Halpern emphasizes that both qualitative and quantitative information on the enrollment process is needed to help clinicians apply trial results to individual patients. We strongly agree. Detailed clinical information about patients who were eligible but elected not to participate could yield important information about the degree of selective enrollment and the impact of this selectivity on applicability. As we mentioned in our article, however, it is not always possible for investigators in large multicenter trials to gather this information. Further developments that can facilitate these activities will be of great benefit.

Friedman raises the important issue of the lack of consensus about the definition of eligible versus screened patients. Although the original CONSORT (Consolidated Standards of Reporting Trials) statement specifically included the number of "eligible" patients in the flow diagram, no specific definition was provided (1). The revised CONSORT statement clarified matters somewhat; this flow diagram begins one step earlier in the enrollment process, with the number of patients "assessed for eligibility" (2). We used a similar framework for our analysis, which presumes that if patients are never approached, they would not be included in the initial "assessed for eligibility" portion of the diagram. Of note, a recent report found that only half of published randomized trials included a flow diagram and that inclusion of such a diagram was associated with improved quality of reporting (3). Since a lack of clarity about which information is pertinent to include in the diagram may have been one of the factors that hinders reporting, further efforts to clarify and standardize the enrollment terminology may be warranted.

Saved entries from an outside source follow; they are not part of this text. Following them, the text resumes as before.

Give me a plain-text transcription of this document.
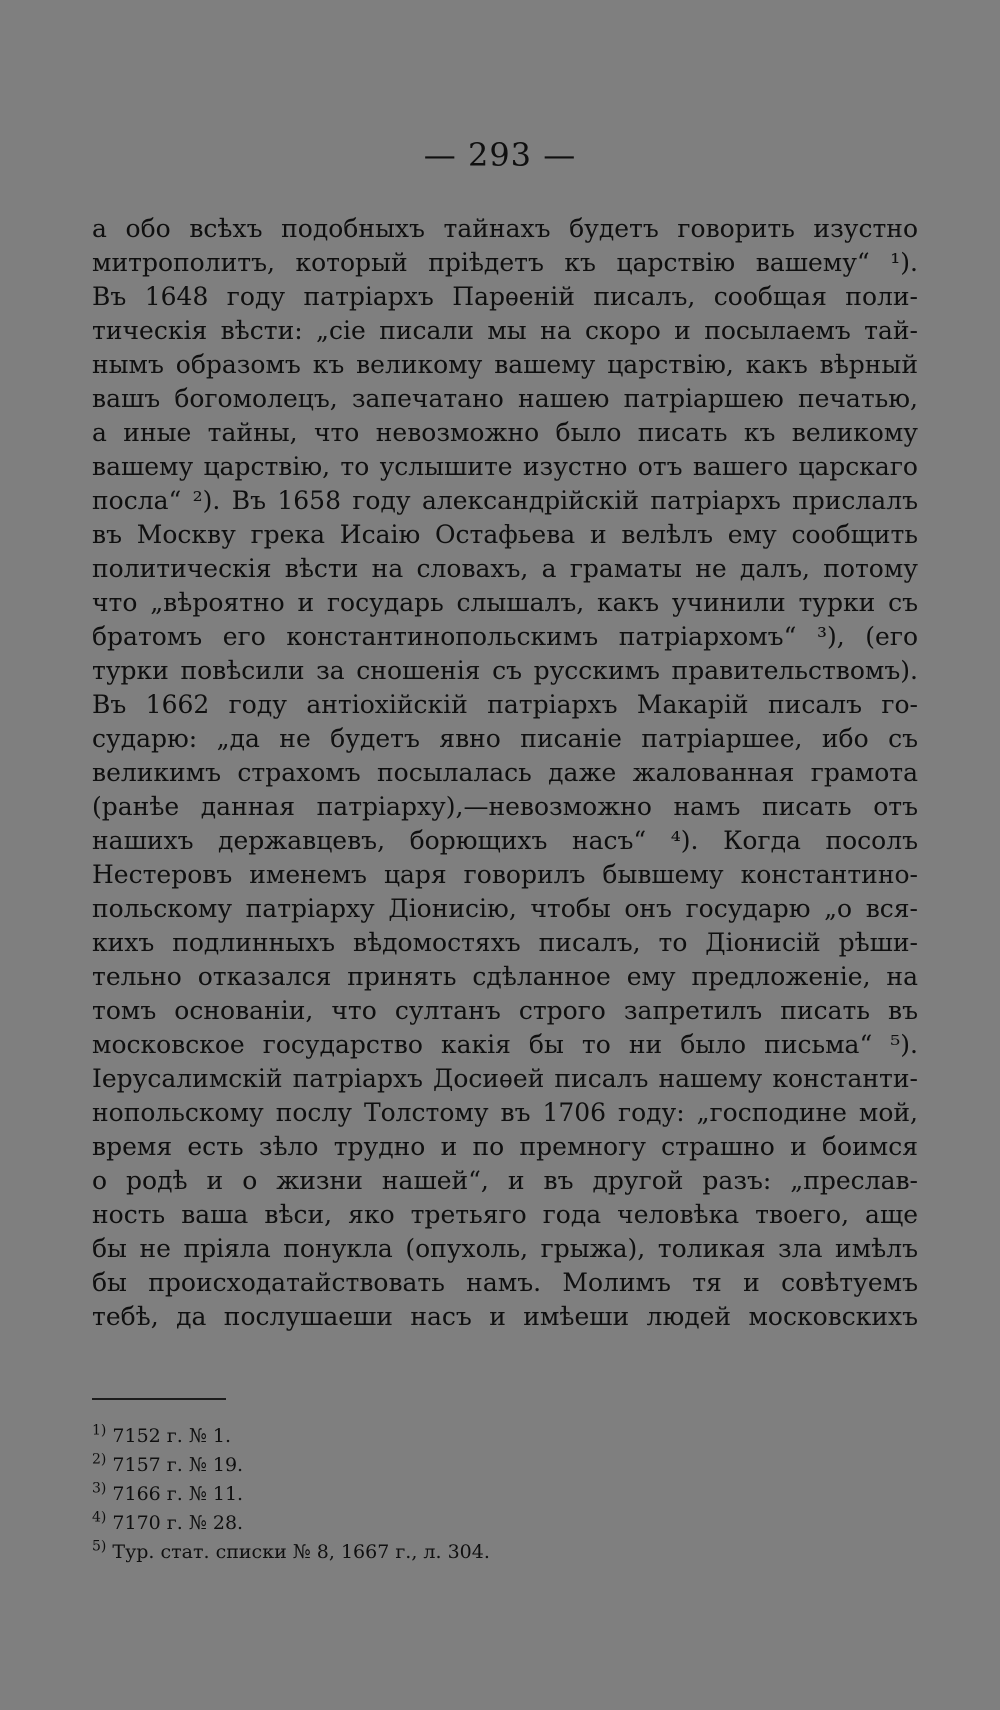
— 293 —
а обо всѣхъ подобныхъ тайнахъ будетъ говорить изустно
митрополитъ, который пріѣдетъ къ царствію вашему“ ¹).
Въ 1648 году патріархъ Парѳеній писалъ, сообщая поли-
тическія вѣсти: „сіе писали мы на скоро и посылаемъ тай-
нымъ образомъ къ великому вашему царствію, какъ вѣрный
вашъ богомолецъ, запечатано нашею патріаршею печатью,
а иные тайны, что невозможно было писать къ великому
вашему царствію, то услышите изустно отъ вашего царскаго
посла“ ²). Въ 1658 году александрійскій патріархъ прислалъ
въ Москву грека Исаію Остафьева и велѣлъ ему сообщить
политическія вѣсти на словахъ, а граматы не далъ, потому
что „вѣроятно и государь слышалъ, какъ учинили турки съ
братомъ его константинопольскимъ патріархомъ“ ³), (его
турки повѣсили за сношенія съ русскимъ правительствомъ).
Въ 1662 году антіохійскій патріархъ Макарій писалъ го-
сударю: „да не будетъ явно писаніе патріаршее, ибо съ
великимъ страхомъ посылалась даже жалованная грамота
(ранѣе данная патріарху),—невозможно намъ писать отъ
нашихъ державцевъ, борющихъ насъ“ ⁴). Когда посолъ
Нестеровъ именемъ царя говорилъ бывшему константино-
польскому патріарху Діонисію, чтобы онъ государю „о вся-
кихъ подлинныхъ вѣдомостяхъ писалъ, то Діонисій рѣши-
тельно отказался принять сдѣланное ему предложеніе, на
томъ основаніи, что султанъ строго запретилъ писать въ
московское государство какія бы то ни было письма“ ⁵).
Іерусалимскій патріархъ Досиѳей писалъ нашему константи-
нопольскому послу Толстому въ 1706 году: „господине мой,
время есть зѣло трудно и по премногу страшно и боимся
о родѣ и о жизни нашей“, и въ другой разъ: „преслав-
ность ваша вѣси, яко третьяго года человѣка твоего, аще
бы не пріяла понукла (опухоль, грыжа), толикая зла имѣлъ
бы происходатайствовать намъ. Молимъ тя и совѣтуемъ
тебѣ, да послушаеши насъ и имѣеши людей московскихъ
$^{1)}$ 7152 г. № 1.
$^{2)}$ 7157 г. № 19.
$^{3)}$ 7166 г. № 11.
$^{4)}$ 7170 г. № 28.
$^{5)}$ Тур. стат. списки № 8, 1667 г., л. 304.
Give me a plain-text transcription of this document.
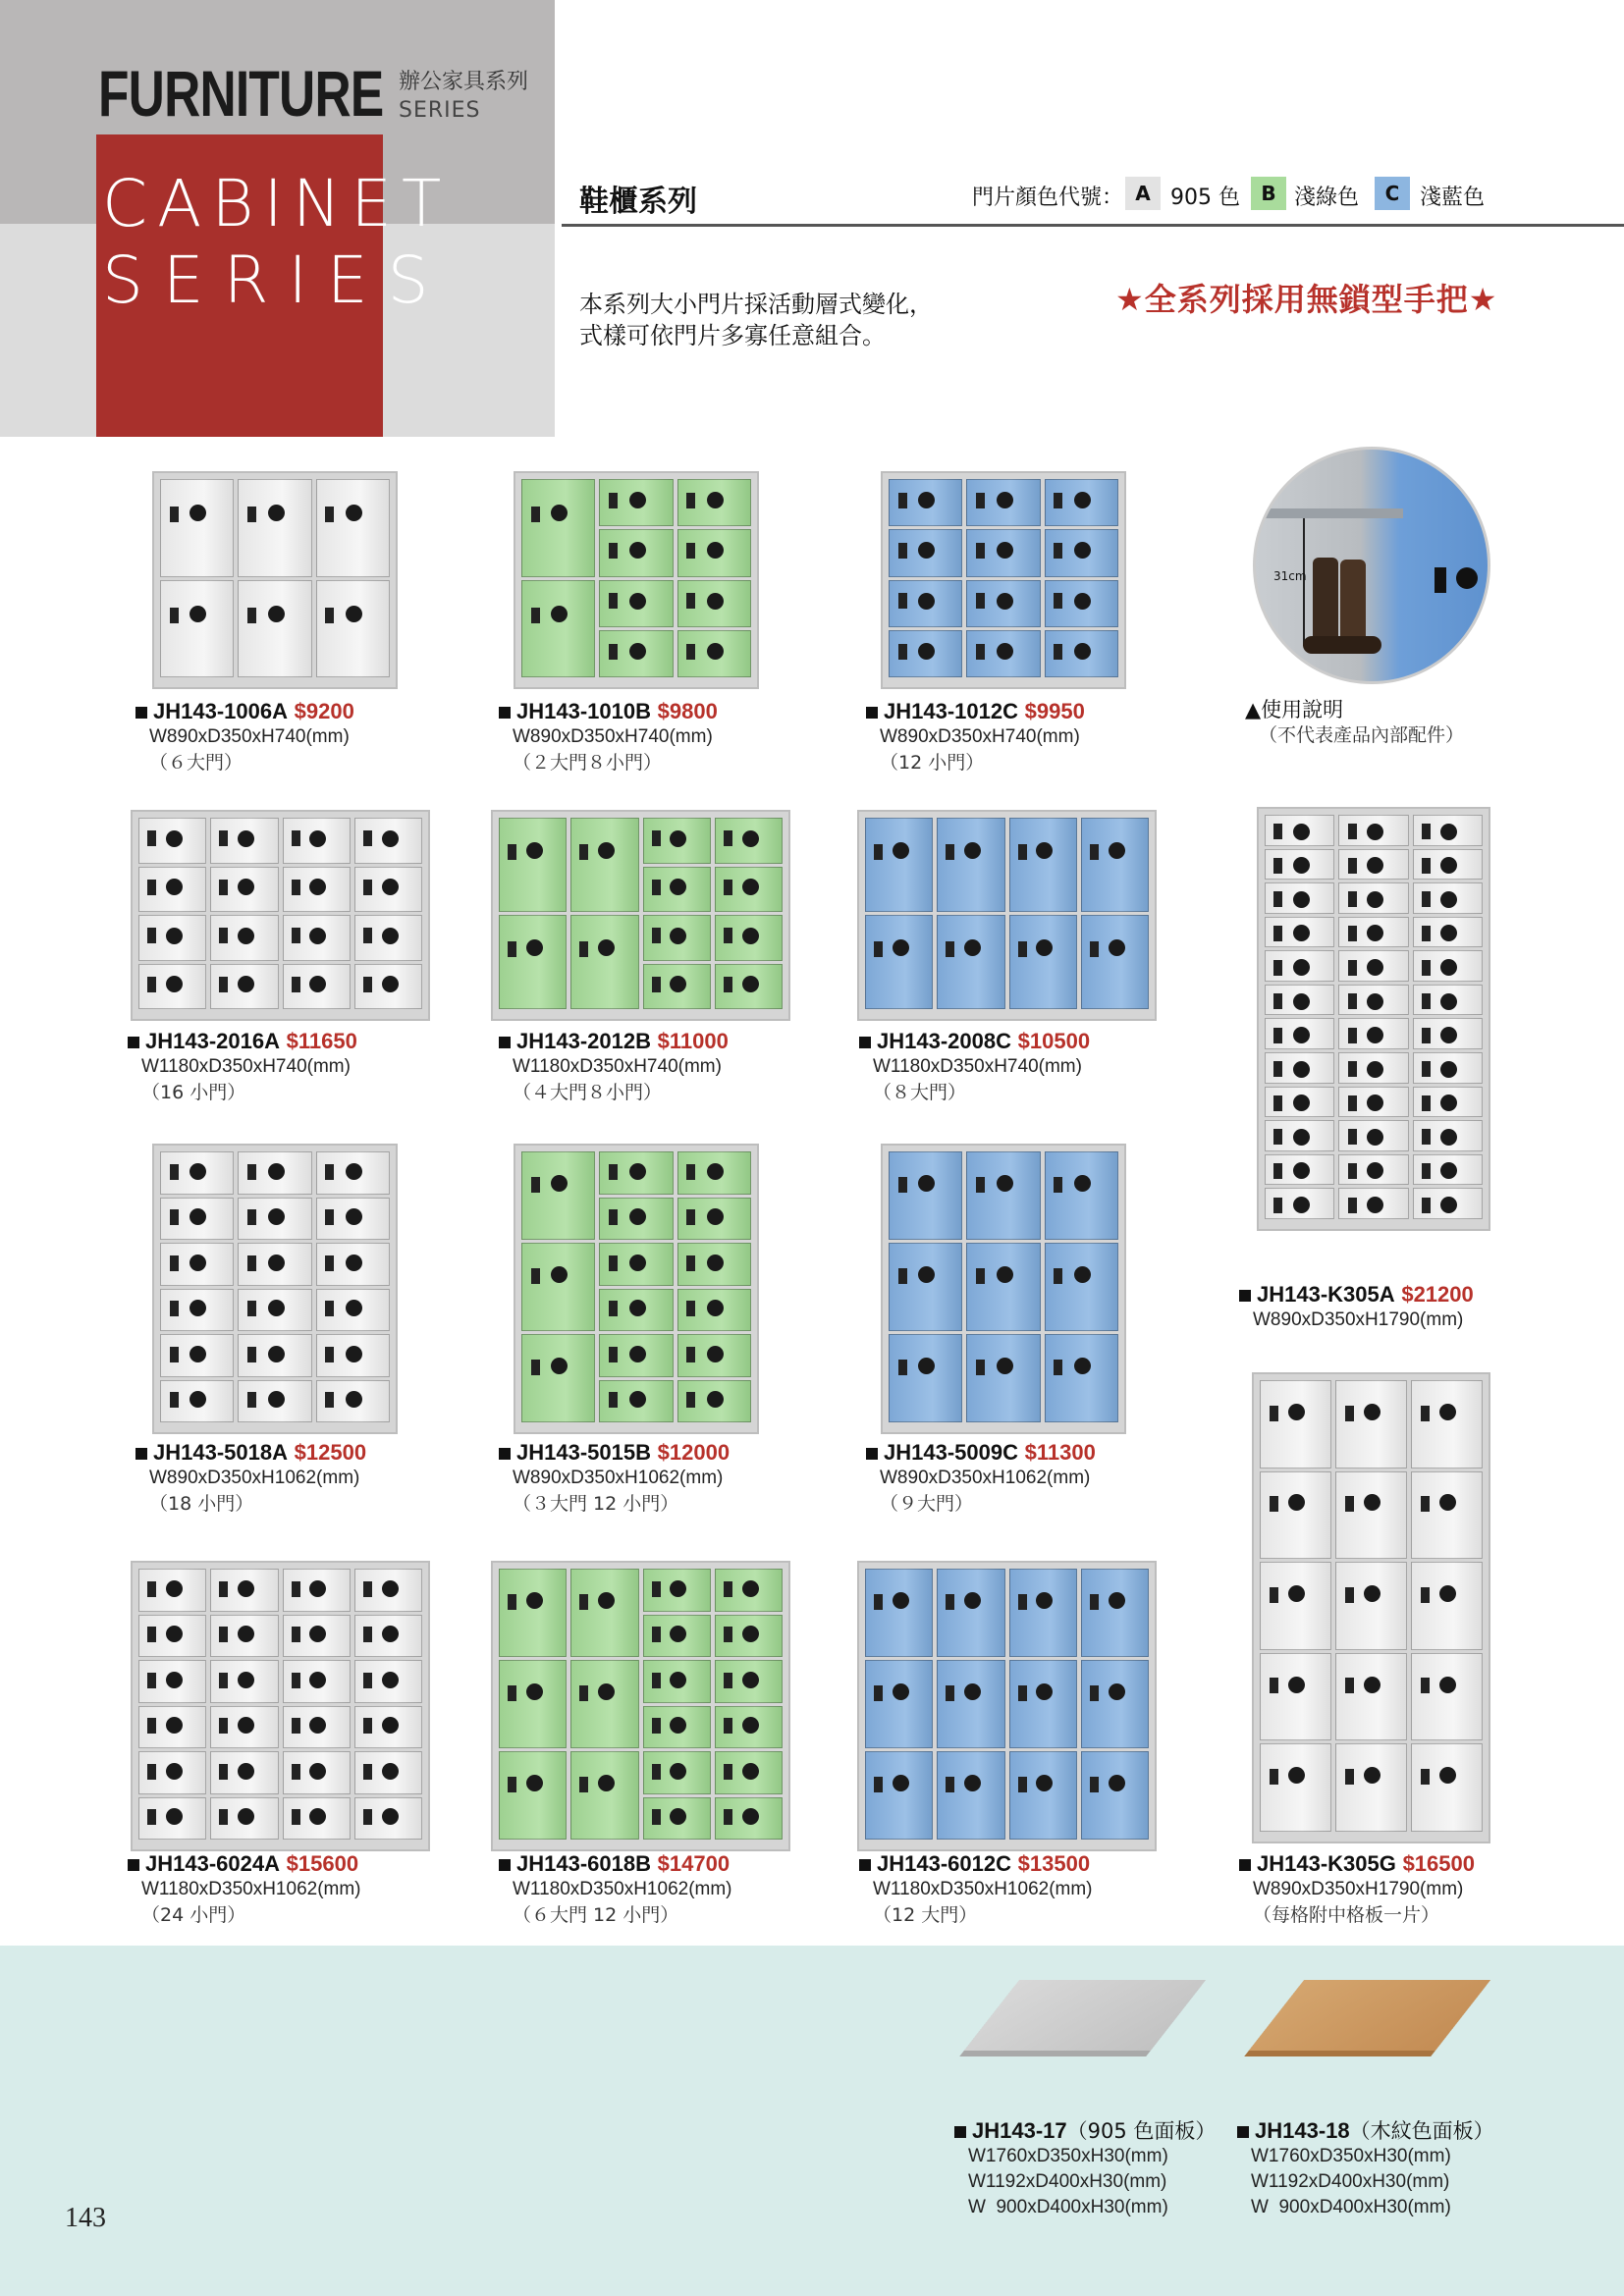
FURNITURE 辦公家具系列
SERIES
CABINET
SERIES
鞋櫃系列	門片顏色代號： A 905 色	B 淺綠色	C 淺藍色
本系列大小門片採活動層式變化，
式樣可依門片多寡任意組合。
★全系列採用無鎖型手把★
JH143-1006A $9200
W890xD350xH740(mm)
（６大門）
JH143-1010B $9800
W890xD350xH740(mm)
（２大門８小門）
JH143-1012C $9950
W890xD350xH740(mm)
（12 小門）
JH143-2016A $11650
W1180xD350xH740(mm)
（16 小門）
JH143-2012B $11000
W1180xD350xH740(mm)
（４大門８小門）
JH143-2008C $10500
W1180xD350xH740(mm)
（８大門）
JH143-5018A $12500
W890xD350xH1062(mm)
（18 小門）
JH143-5015B $12000
W890xD350xH1062(mm)
（３大門 12 小門）
JH143-5009C $11300
W890xD350xH1062(mm)
（９大門）
JH143-6024A $15600
W1180xD350xH1062(mm)
（24 小門）
JH143-6018B $14700
W1180xD350xH1062(mm)
（６大門 12 小門）
JH143-6012C $13500
W1180xD350xH1062(mm)
（12 大門）
JH143-K305A $21200
W890xD350xH1790(mm)
JH143-K305G $16500
W890xD350xH1790(mm)
（每格附中格板一片）
31cm
▲使用說明
（不代表產品內部配件）
JH143-17（905 色面板）
W1760xD350xH30(mm)
W1192xD400xH30(mm)
W  900xD400xH30(mm)
JH143-18（木紋色面板）
W1760xD350xH30(mm)
W1192xD400xH30(mm)
W  900xD400xH30(mm)
143
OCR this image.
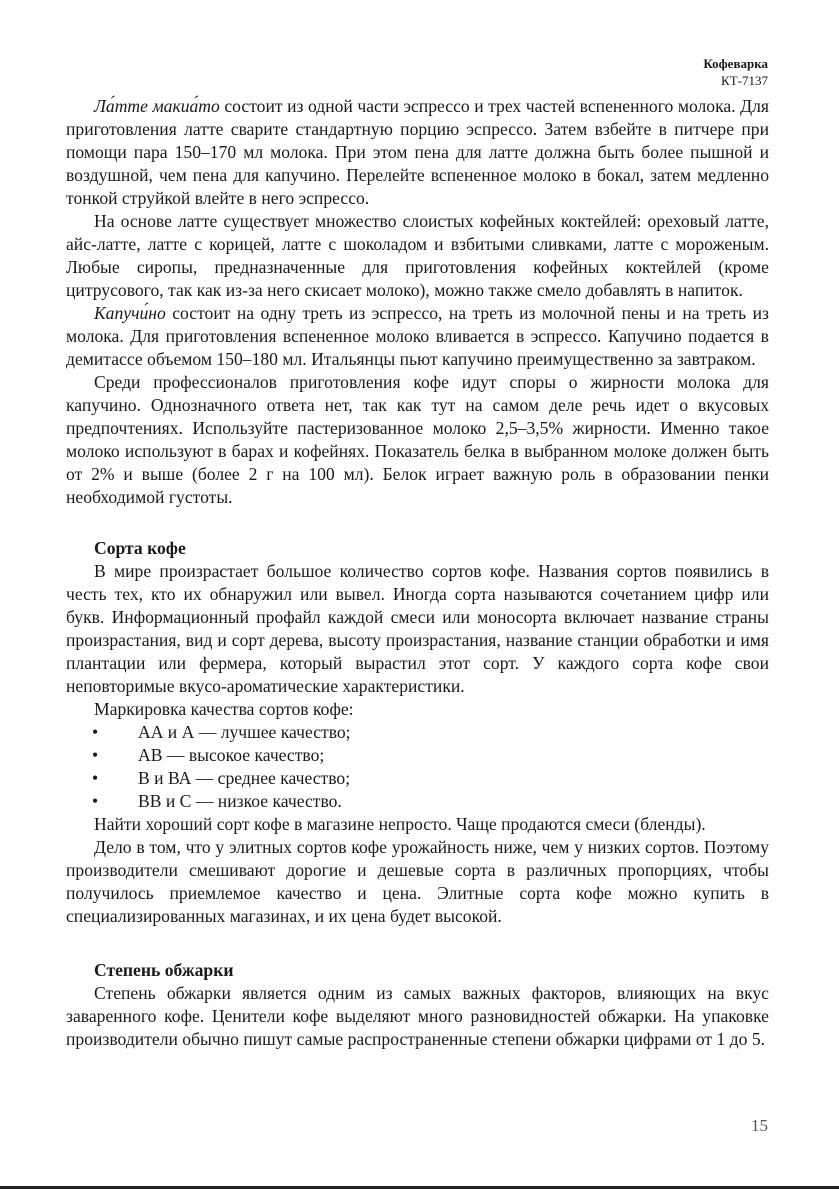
Кофеварка
КТ-7137

Ла́тте макиа́то состоит из одной части эспрессо и трех частей вспененного молока. Для приготовления латте сварите стандартную порцию эспрессо. Затем взбейте в питчере при помощи пара 150–170 мл молока. При этом пена для латте должна быть более пышной и воздушной, чем пена для капучино. Перелейте вспененное молоко в бокал, затем медленно тонкой струйкой влейте в него эспрессо.

На основе латте существует множество слоистых кофейных коктейлей: ореховый латте, айс-латте, латте с корицей, латте с шоколадом и взбитыми сливками, латте с мороженым. Любые сиропы, предназначенные для приготовления кофейных коктейлей (кроме цитрусового, так как из-за него скисает молоко), можно также смело добавлять в напиток.

Капучи́но состоит на одну треть из эспрессо, на треть из молочной пены и на треть из молока. Для приготовления вспененное молоко вливается в эспрессо. Капучино подается в демитассе объемом 150–180 мл. Итальянцы пьют капучино преимущественно за завтраком.

Среди профессионалов приготовления кофе идут споры о жирности молока для капучино. Однозначного ответа нет, так как тут на самом деле речь идет о вкусовых предпочтениях. Используйте пастеризованное молоко 2,5–3,5% жирности. Именно такое молоко используют в барах и кофейнях. Показатель белка в выбранном молоке должен быть от 2% и выше (более 2 г на 100 мл). Белок играет важную роль в образовании пенки необходимой густоты.

Сорта кофе

В мире произрастает большое количество сортов кофе. Названия сортов появились в честь тех, кто их обнаружил или вывел. Иногда сорта называются сочетанием цифр или букв. Информационный профайл каждой смеси или моносорта включает название страны произрастания, вид и сорт дерева, высоту произрастания, название станции обработки и имя плантации или фермера, который вырастил этот сорт. У каждого сорта кофе свои неповторимые вкусо-ароматические характеристики.

Маркировка качества сортов кофе:

• АА и А — лучшее качество;
• АВ — высокое качество;
• В и ВА — среднее качество;
• ВВ и С — низкое качество.

Найти хороший сорт кофе в магазине непросто. Чаще продаются смеси (бленды).

Дело в том, что у элитных сортов кофе урожайность ниже, чем у низких сортов. Поэтому производители смешивают дорогие и дешевые сорта в различных пропорциях, чтобы получилось приемлемое качество и цена. Элитные сорта кофе можно купить в специализированных магазинах, и их цена будет высокой.

Степень обжарки

Степень обжарки является одним из самых важных факторов, влияющих на вкус заваренного кофе. Ценители кофе выделяют много разновидностей обжарки. На упаковке производители обычно пишут самые распространенные степени обжарки цифрами от 1 до 5.

15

Abel raises the issue of the engagement fraction, which he defines as the proportion of the full target population that was engaged by investigators as potential participants. He uses the MEDLINE database as a sample of the full target population for our study. Although we agree that this quantitative information would be very useful, in the vast majority of clinical syndromes, the true size and characteristics of the full target population (the denominator) are unknown. Furthermore, collapsing the concept of recruitment, which begins at the point of investigator–patient contact, with engagement, which describes the way in which investigators contact potential participants, does a disservice to the distinct and important information that each term provides.